Popaul emploi (3)
Avant la loi de protection du secteur privé, tous ceux qui s’en donnaient les moyens pouvaient obtenir rapidement un job. Ils entraient par exemple dans un magasin, défonçaient un agent de sécurité et hop, ils pouvaient endosser son uniforme et commencer à surveiller la clientèle. Ou mieux, ils feignaient d’acheter une bouteille de pinard, assommaient une caissière avec puis la remplaçaient dans la foulée. Conséquence de cette technique plus sournoise, les caissières devinrent exclusivement des caissiers qui eux-mêmes devinrent de plus en plus balaises et impitoyables (certains rackettèrent les clients). Pendant une période d’environ trois mois, tous ceux qui avaient des petits boulots furent assaillis par des chômeurs déterminés à redevenir actifs. Les scènes de pugilat se multiplièrent dans tous les secteurs d’activité pour les emplois non qualifiés. Évidemment, pour exercer une profession dite « intellectuelle » il était interdit d’avoir recours à la force. Les journalistes, avocats ou encore médecins n’étaient pas concernés par cette « nécessaire » réforme du travail. Ils pouvaient donc continuer à pratiquer leur métier en toute sérénité contrairement à la majorité de la populace. Mais cela était logique après tout. N’était-ce pas les mêmes têtes pensantes qui siégeaient à l’Assemblée Nationale ? Il fallut que les représentants du patronat montent au créneau pour que les prises de postes spontanées cessent dans le secteur privé. En effet, si ce mode révolutionnaire de recrutement permettait d’avoir les éléments les plus forts, les plus motivés et les plus efficaces, il nuisait au bon fonctionnement de l’entreprise. Pas un jour ne se déroulait sans bagarre et malgré la prise en charge des coûts des dégâts par la collectivité, les pertes quotidiennes au niveau de la productivité n’étaient pas négligeables et handicapaient les firmes françaises à l’international. Aussi, soucieux de contenir la colère de la masse toujours croissante des sans-emplois qui menaçait d’exploser, décida-t-on de circonscrire ce procédé au secteur public.
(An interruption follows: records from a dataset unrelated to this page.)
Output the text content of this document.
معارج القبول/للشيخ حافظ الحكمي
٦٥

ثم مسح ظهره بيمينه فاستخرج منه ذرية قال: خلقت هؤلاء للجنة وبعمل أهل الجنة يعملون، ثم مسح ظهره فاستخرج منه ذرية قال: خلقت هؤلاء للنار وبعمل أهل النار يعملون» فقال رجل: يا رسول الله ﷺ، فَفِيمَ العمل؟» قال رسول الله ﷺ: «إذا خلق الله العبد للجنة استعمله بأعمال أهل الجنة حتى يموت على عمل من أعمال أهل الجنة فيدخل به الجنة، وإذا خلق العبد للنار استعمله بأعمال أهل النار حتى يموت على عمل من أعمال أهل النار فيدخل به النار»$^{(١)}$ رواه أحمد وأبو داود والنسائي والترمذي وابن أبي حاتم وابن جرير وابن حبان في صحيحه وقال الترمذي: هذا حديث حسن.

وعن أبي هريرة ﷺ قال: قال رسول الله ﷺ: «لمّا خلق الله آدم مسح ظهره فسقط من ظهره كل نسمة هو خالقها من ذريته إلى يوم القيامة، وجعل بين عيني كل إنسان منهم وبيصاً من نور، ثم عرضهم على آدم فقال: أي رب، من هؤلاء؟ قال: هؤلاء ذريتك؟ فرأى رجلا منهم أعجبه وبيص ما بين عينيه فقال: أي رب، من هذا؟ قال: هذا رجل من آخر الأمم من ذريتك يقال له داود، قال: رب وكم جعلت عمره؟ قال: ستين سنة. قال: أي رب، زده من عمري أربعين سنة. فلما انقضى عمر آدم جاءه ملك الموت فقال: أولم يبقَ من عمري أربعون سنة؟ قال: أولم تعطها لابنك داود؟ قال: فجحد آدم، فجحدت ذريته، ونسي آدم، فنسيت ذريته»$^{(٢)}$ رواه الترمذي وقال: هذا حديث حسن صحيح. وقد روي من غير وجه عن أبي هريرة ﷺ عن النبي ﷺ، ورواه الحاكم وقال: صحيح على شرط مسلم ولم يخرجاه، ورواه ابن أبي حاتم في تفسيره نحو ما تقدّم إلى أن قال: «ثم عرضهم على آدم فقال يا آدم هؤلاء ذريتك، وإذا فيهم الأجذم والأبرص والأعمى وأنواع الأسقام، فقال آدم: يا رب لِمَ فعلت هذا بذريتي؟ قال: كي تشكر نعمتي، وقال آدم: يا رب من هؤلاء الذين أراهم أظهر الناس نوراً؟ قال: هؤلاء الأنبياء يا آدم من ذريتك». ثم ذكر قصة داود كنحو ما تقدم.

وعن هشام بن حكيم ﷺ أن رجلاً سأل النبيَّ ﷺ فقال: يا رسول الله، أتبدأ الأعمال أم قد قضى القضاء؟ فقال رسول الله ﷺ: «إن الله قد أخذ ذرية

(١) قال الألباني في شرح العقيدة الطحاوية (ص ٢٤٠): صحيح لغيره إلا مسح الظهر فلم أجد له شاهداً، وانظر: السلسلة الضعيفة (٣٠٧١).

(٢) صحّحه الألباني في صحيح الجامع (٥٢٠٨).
En prenant soin, toutefois, de limiter cet accès au travail à un nombre réduit d’administrations et d’agents (en grande partie ceux de petites catégories ayant des missions d’accueil). Les assassins d’un cadavre en charpie s’efforcent toujours d’alléger leurs coups pour croire à leur innocence.
Alors que le golgoth dernière génération s’approche de son box, Georges compresse ses burnes entre ses cuisses velues. Ironie du sort, il a la pénible impression d’être devenu le vieil agent tout proche de la retraite, l’exacte réplique de celui qu’il avait envoyé à l’hosto jadis. Il le sait, il ne fera pas le poids face à cet indestructible combattant, buveur de sang inassouvi. Il a manqué trop d’entrainements, a trop mangé de plats en sauce et de chips. Ses collègues le lui ont reproché d’ailleurs. « Fais gaffe, Georges, à force d’esquiver les séances de crossfit et de combat rapproché, tu vas ramollir. Viens pas pleurer après si un vrai client te dégage ». Georges prenait ces remarques à la légère, arguant que les vrais clients se raréfiaient à cause, justement, du physique de plus en plus dissuasif du personnel. Et puis, se vantait-il, s’il s’en présentait un, un jour, il saurait le recevoir ! « Tu ne devrais pas parler comme ça » avait juste dit Maxence à la manière d’un vieux sage. Oui, peut-être aurait-il dû se taire, garder ses pensées à l’intérieur de son crâne. Ainsi, il aurait peut-être échappé à ce tête-à-tête de cauchemar digne d’un mauvais western de série Z. La brute et le croulant.